Читать «Роковые цветы» онлайн - страница 30

Вирджиния Спайс

Затрубили медные рога. Рев публики волнообразно прокатился по цирку. Туда, где он ненадолго стихал, эхом несся грохот конницы под началом Юлия Флавия, объезжавшей вокруг цирка. Молодой префект вступил в город с овациями и был встречен восторженными криками на Палатине. Он уже выступил перед сенатом и получил в награду от Германика дубовый венок и должность претора.

Прекрасная Юлия, с четверть часа назад занявшая свое место под навесом, сидела слегка задумавшись. Взгляд ее рассеянно перебегал с пустынной, в золотых солнечных лучах арены к синему небу, привольно раскинувшемуся над цирком. Мягкое, похожее на губы лошади, утро уже растаяло, в затылок дышал зной. Рядом с Юлией сидел ее верный вольноотпущенник, усыпанный золотой пудрой, но все равно очень бледный, смущенный ночными переживаниями. Время от времени он порывался заговорить с госпожой, но она отвечала нехотя, как бы не желая понимать его. Он снова застывал, словно мраморный обелиск, и думал об одном: быть может, Юлия вовсе не любит его, быть может, он всего лишь банальный мим в ее свите, ручное животное, которым она забавляется? Неужели она не любит его?..

Он в очередной раз потеребил край ее паллы, склонился к ее плечу и что-то нерешительно прошептал. На этот раз Юлия резко обернулась и гневно воскликнула:

– Ты смеешь так думать?!.. Нет! Говорю тебе и повторяю, Адонис! Нет. Клянусь.

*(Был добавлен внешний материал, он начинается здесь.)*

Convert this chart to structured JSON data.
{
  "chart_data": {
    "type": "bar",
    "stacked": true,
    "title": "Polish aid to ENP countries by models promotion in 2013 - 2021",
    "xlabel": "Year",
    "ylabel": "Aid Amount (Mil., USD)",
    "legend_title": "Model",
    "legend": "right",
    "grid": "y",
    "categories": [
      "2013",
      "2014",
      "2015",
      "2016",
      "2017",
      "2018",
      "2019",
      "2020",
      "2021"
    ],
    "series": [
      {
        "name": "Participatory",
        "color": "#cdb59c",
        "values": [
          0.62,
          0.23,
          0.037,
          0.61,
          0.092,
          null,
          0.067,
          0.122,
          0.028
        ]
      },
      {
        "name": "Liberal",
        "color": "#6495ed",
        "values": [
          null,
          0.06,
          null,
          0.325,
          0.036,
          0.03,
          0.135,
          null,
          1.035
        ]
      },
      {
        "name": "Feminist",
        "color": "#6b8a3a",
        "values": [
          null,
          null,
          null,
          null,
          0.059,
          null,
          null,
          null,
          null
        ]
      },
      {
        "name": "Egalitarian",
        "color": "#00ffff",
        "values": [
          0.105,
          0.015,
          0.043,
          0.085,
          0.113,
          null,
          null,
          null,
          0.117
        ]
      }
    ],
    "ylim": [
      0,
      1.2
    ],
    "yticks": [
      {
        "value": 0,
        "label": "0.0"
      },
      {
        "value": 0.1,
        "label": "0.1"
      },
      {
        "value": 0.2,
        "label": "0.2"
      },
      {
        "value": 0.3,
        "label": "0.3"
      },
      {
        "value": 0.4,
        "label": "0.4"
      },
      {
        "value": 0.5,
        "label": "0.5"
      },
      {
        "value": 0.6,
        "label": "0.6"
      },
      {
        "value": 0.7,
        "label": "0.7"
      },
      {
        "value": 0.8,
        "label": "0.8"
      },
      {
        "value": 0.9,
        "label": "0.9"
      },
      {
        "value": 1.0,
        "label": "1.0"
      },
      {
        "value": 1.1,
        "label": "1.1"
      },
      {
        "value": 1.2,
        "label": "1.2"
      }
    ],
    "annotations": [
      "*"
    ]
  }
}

В глазах эфеба блеснули сердитые слезы, но он не посмел упрекнуть ее в муках прошедшей ночи. И все-таки слова Юлии его немного взбодрили.

Император своими большими, слегка прищуренными, с коварным блеском, глазами – глазами тигра, оглядел гудящую публику. У его ног сидел нежный мальчик в богатых украшениях и время от времени, обращаясь к нему, что-то быстро говорил. Домициан улыбался ему особенно нежно.

Появилась группа людей в тогах и лавровых венках. Они сгрудились в центре арены и начали читать какие-то стихи, жестикулируя и прижимая к груди свитки. Зрители пытались к ним прислушиваться, но вслед за чтецами на арену выкатились карлики и мимы с худыми лицами в глубоких морщинах, и хор поэтов потонул в дружном смехе. Завыли, завизжали флейты, трубы, цистры, лиры, тимпаны, рога. Широко потекла странная, почти варварская мелодия, и барабаны громко отбивали такт.

Из конюшен вывели колесницы с атлетами. В головной упряжке твердо стоял высокий человек, стройный и сильный, в развевающейся сирийской одежде, со сверкающими драгоценностями на запястьях. Его длинные волосы черными змеями спускались до поясницы, и солнце высвечивало горячие охристые впадины на его бронзовом лице. Впервые Игры открывал не высокий сановник, а избранный по желанию императора раб. Домициан внимательно следил за головной упряжкой. Мрачный взгляд странных фиолетовых глаз невольника был устремлен к небу. Не хрустальному, кристаллическому небу Рима, а к иному – небу его родины, которую он когда-то утратил в битве.